I inherited territory developing towards chaos – FCT Minister

  • Reveals why he may never appoint mandate secretaries, aides

MINISTER of the Federal Capital Territory (FCT), Muhammadu Bello, on Saturday, revealed the kind of territory he inherited after being appointed by President Muhammadu Buhari, saying he met a capital that was “developing towards some level of chaos in terms of service delivery and traffic management.”

‎He said he equally inherited a territory with chaotic development in terms of building, infrastructure and social facilities.

Speaking at a special congress organised by the FCT Council of the Nigerian Union of Journalists (NUJ), the minister said he ‎inherited a city whose infrastructure was grossly overstretched and whose planning was eroded and by-passed.

He gave reasons why his administration may never appoint mandate secretaries and retinue of aides, saying ‎ what was necessary is to strengthen institutions and allow civil servants to run the system as was obtained internationally.

The minister, who was yet to appoint key officers to assist him in delivering his mandate including a Chief of Staff, said by the time he assumed duties, contractors had already stopped work, laid off their staff and abandoned work.

According to him, insecurity also pervaded parts of the city as at the time he took over as minister.

“That is the city I met when I was appointed by President Buhari‎,” the minister said.

‎Musa said the‎ territory was, however, well conceived, well planned, and had first-class infrastructure, although it had grown exponentially more than any other city in Africa.

He said, “We encouraged contractors to come back to site. For 11 months, there were no releases for capital projects and what we did was that we requested for extension of our budget by three months so as to mobilise available contractors to site. That is why you see that semblances of work have returned.”

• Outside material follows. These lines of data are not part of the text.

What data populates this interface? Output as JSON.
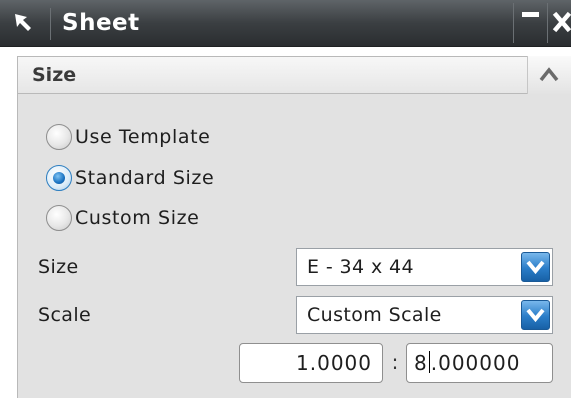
{
  "window": {
    "title": "Sheet",
    "icons": {
      "title": "select-arrow-icon",
      "minimize": "minimize-icon",
      "close": "close-icon"
    }
  },
  "section": {
    "title": "Size",
    "collapse_icon": "chevron-up-icon"
  },
  "radios": {
    "use_template": {
      "label": "Use Template",
      "checked": false
    },
    "standard_size": {
      "label": "Standard Size",
      "checked": true
    },
    "custom_size": {
      "label": "Custom Size",
      "checked": false
    }
  },
  "size_field": {
    "label": "Size",
    "value": "E - 34 x 44",
    "arrow_icon": "dropdown-arrow-icon"
  },
  "scale_field": {
    "label": "Scale",
    "value": "Custom Scale",
    "arrow_icon": "dropdown-arrow-icon"
  },
  "scale_ratio": {
    "numerator": "1.0000",
    "separator": ":",
    "denominator_before_caret": "8",
    "denominator_after_caret": ".000000"
  },
  "colors": {
    "titlebar": "#3b3f42",
    "panel_background": "#e2e2e2",
    "accent_blue": "#2a7dc8"
  }
}
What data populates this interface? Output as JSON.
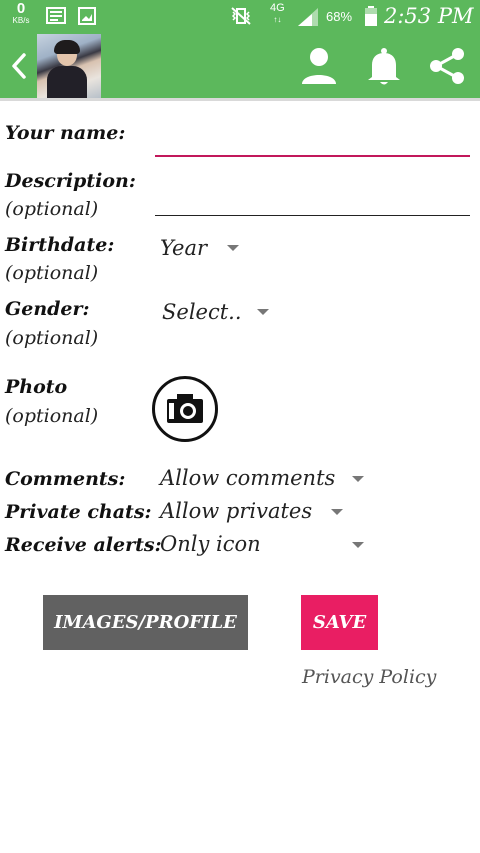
{
  "status_bar": {
    "net_speed_value": "0",
    "net_speed_unit": "KB/s",
    "network_type": "4G",
    "network_sub": "↑↓",
    "battery": "68%",
    "time": "2:53 PM"
  },
  "toolbar": {
    "icons": [
      "back-icon",
      "profile-avatar",
      "person-icon",
      "bell-icon",
      "share-icon"
    ]
  },
  "form": {
    "name_label": "Your name:",
    "name_value": "",
    "description_label": "Description:",
    "description_sub": "(optional)",
    "description_value": "",
    "birthdate_label": "Birthdate:",
    "birthdate_sub": "(optional)",
    "birthdate_value": "Year",
    "gender_label": "Gender:",
    "gender_sub": "(optional)",
    "gender_value": "Select..",
    "photo_label": "Photo",
    "photo_sub": "(optional)",
    "comments_label": "Comments:",
    "comments_value": "Allow comments",
    "chats_label": "Private chats:",
    "chats_value": "Allow privates",
    "alerts_label": "Receive alerts:",
    "alerts_value": "Only icon"
  },
  "actions": {
    "images_profile": "IMAGES/PROFILE",
    "save": "SAVE",
    "privacy_policy": "Privacy Policy"
  },
  "colors": {
    "toolbar": "#5cb85c",
    "save_button": "#e91e63",
    "images_button": "#616161",
    "name_underline": "#c2185b"
  }
}
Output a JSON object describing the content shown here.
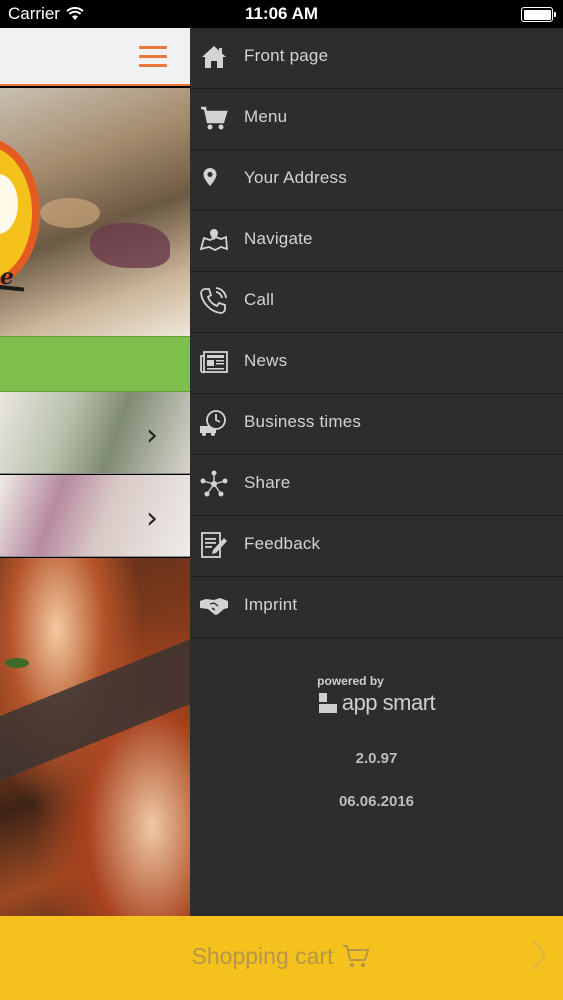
{
  "status_bar": {
    "carrier": "Carrier",
    "time": "11:06 AM"
  },
  "colors": {
    "accent": "#e9773a",
    "menu_bg": "#2c2d2f",
    "cart_bar": "#f5c11c",
    "green_bar": "#7ec04b"
  },
  "side_menu": {
    "items": [
      {
        "label": "Front page",
        "icon": "home-icon"
      },
      {
        "label": "Menu",
        "icon": "shopping-cart-icon"
      },
      {
        "label": "Your Address",
        "icon": "location-pin-icon"
      },
      {
        "label": "Navigate",
        "icon": "map-icon"
      },
      {
        "label": "Call",
        "icon": "phone-icon"
      },
      {
        "label": "News",
        "icon": "newspaper-icon"
      },
      {
        "label": "Business times",
        "icon": "clock-truck-icon"
      },
      {
        "label": "Share",
        "icon": "share-icon"
      },
      {
        "label": "Feedback",
        "icon": "feedback-icon"
      },
      {
        "label": "Imprint",
        "icon": "handshake-icon"
      }
    ],
    "powered_by": "powered by",
    "brand": "app smart",
    "version": "2.0.97",
    "date": "06.06.2016"
  },
  "cart_bar": {
    "label": "Shopping cart"
  }
}
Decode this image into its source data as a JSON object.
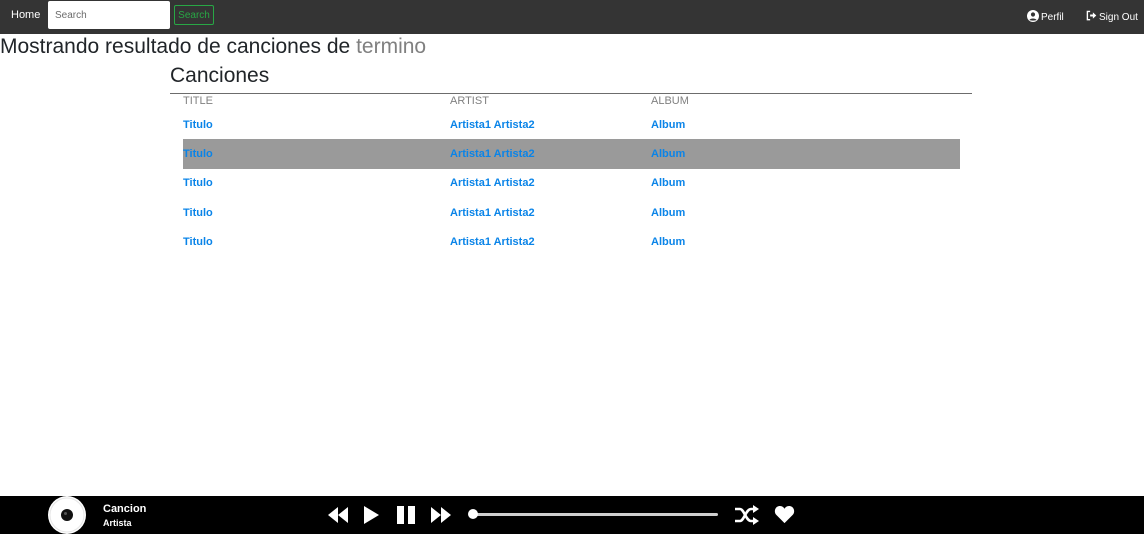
{
  "navbar": {
    "home_label": "Home",
    "search_placeholder": "Search",
    "search_button": "Search",
    "perfil_label": "Perfil",
    "signout_label": "Sign Out",
    "background": "#343434",
    "search_accent": "#28a745"
  },
  "results": {
    "heading_prefix": "Mostrando resultado de canciones de",
    "term": "termino"
  },
  "songs": {
    "section_title": "Canciones",
    "columns": {
      "title": "TITLE",
      "artist": "ARTIST",
      "album": "ALBUM"
    },
    "rows": [
      {
        "title": "Titulo",
        "artist": "Artista1 Artista2",
        "album": "Album",
        "selected": false
      },
      {
        "title": "Titulo",
        "artist": "Artista1 Artista2",
        "album": "Album",
        "selected": true
      },
      {
        "title": "Titulo",
        "artist": "Artista1 Artista2",
        "album": "Album",
        "selected": false
      },
      {
        "title": "Titulo",
        "artist": "Artista1 Artista2",
        "album": "Album",
        "selected": false
      },
      {
        "title": "Titulo",
        "artist": "Artista1 Artista2",
        "album": "Album",
        "selected": false
      }
    ],
    "link_color": "#0a84e8",
    "selected_row_color": "#9a9a9a"
  },
  "player": {
    "song_name": "Cancion",
    "artist_name": "Artista",
    "progress": 0,
    "icons": [
      "album-cover-icon",
      "rewind-icon",
      "play-icon",
      "pause-icon",
      "fast-forward-icon",
      "shuffle-icon",
      "heart-icon"
    ]
  }
}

The minister ‎said the focus of his government was to upgrade the slums in Abuja through urban renewal programme and not to demolish them.

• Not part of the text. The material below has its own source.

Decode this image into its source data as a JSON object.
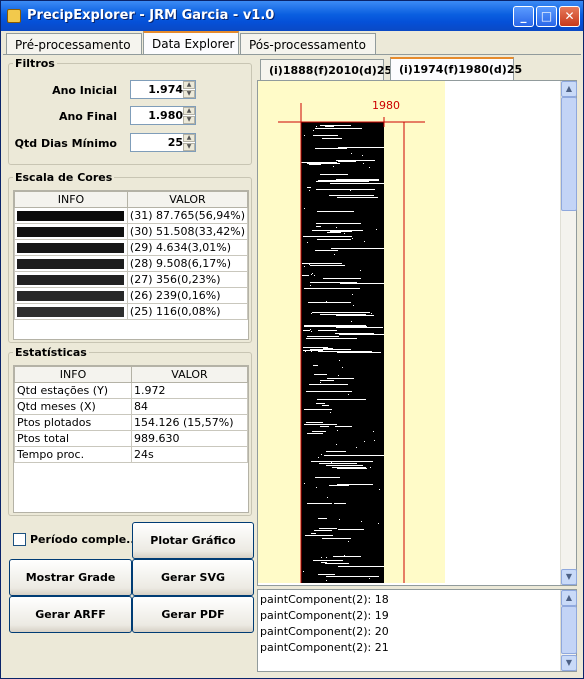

He however said that demolitions have to be made to make for roads and to control diseases‎, but assured that in upgrading the communities, his administration has to adopt best international practices.

‎Musa lamented the level of vandalism of government infrastructure that was ongoing in the territory, including those of the yet-to-be completed Abuja Light Rail project.

‎He said, “We have tried to instil rule of law in all we do in all offices. What we observed is that we jettisoned the laws governing Abuja and weakened the institutions.

“What we have been able to do is to strengthen the institution and give officials confidence to say no to any appointee when things are being done wrongly

“My vision is to see a day when permanent secretary or minister will tell director of land ‘give me a piece of land in that beautiful valley’ and I will like to see the day the director will say ‘no sir, that land you want is a grey area or is on water way and is part of the beauty of this city meant to be left for citizens unborn’.

“That is what we need to do, not only in FCT but in the country so as to strengthen the institutions. That is the legacy that I want to leave.

“You may also not have known that a lot of building plans are now being approved on time and even if it is not going to be approved, the person, within a given period of time, is briefed on why it is not going to be approved.

“My focus is for us to make the city efficient by completing all ongoing projects. All stretch of roads from airport to barracks will all be completed.‎ Also, Abuja light rail project, which is now 70 per cent done will be completed by December 31, 2017.

‎”Governments have always been run by civil servants. So let us not personalise offices to individuals. Instead let us strengthen the institutions.

“Another area that is a challenge to officials is the pockets of slums in FCT. What do you do to them; do you clear them or turn blind eyes to them?”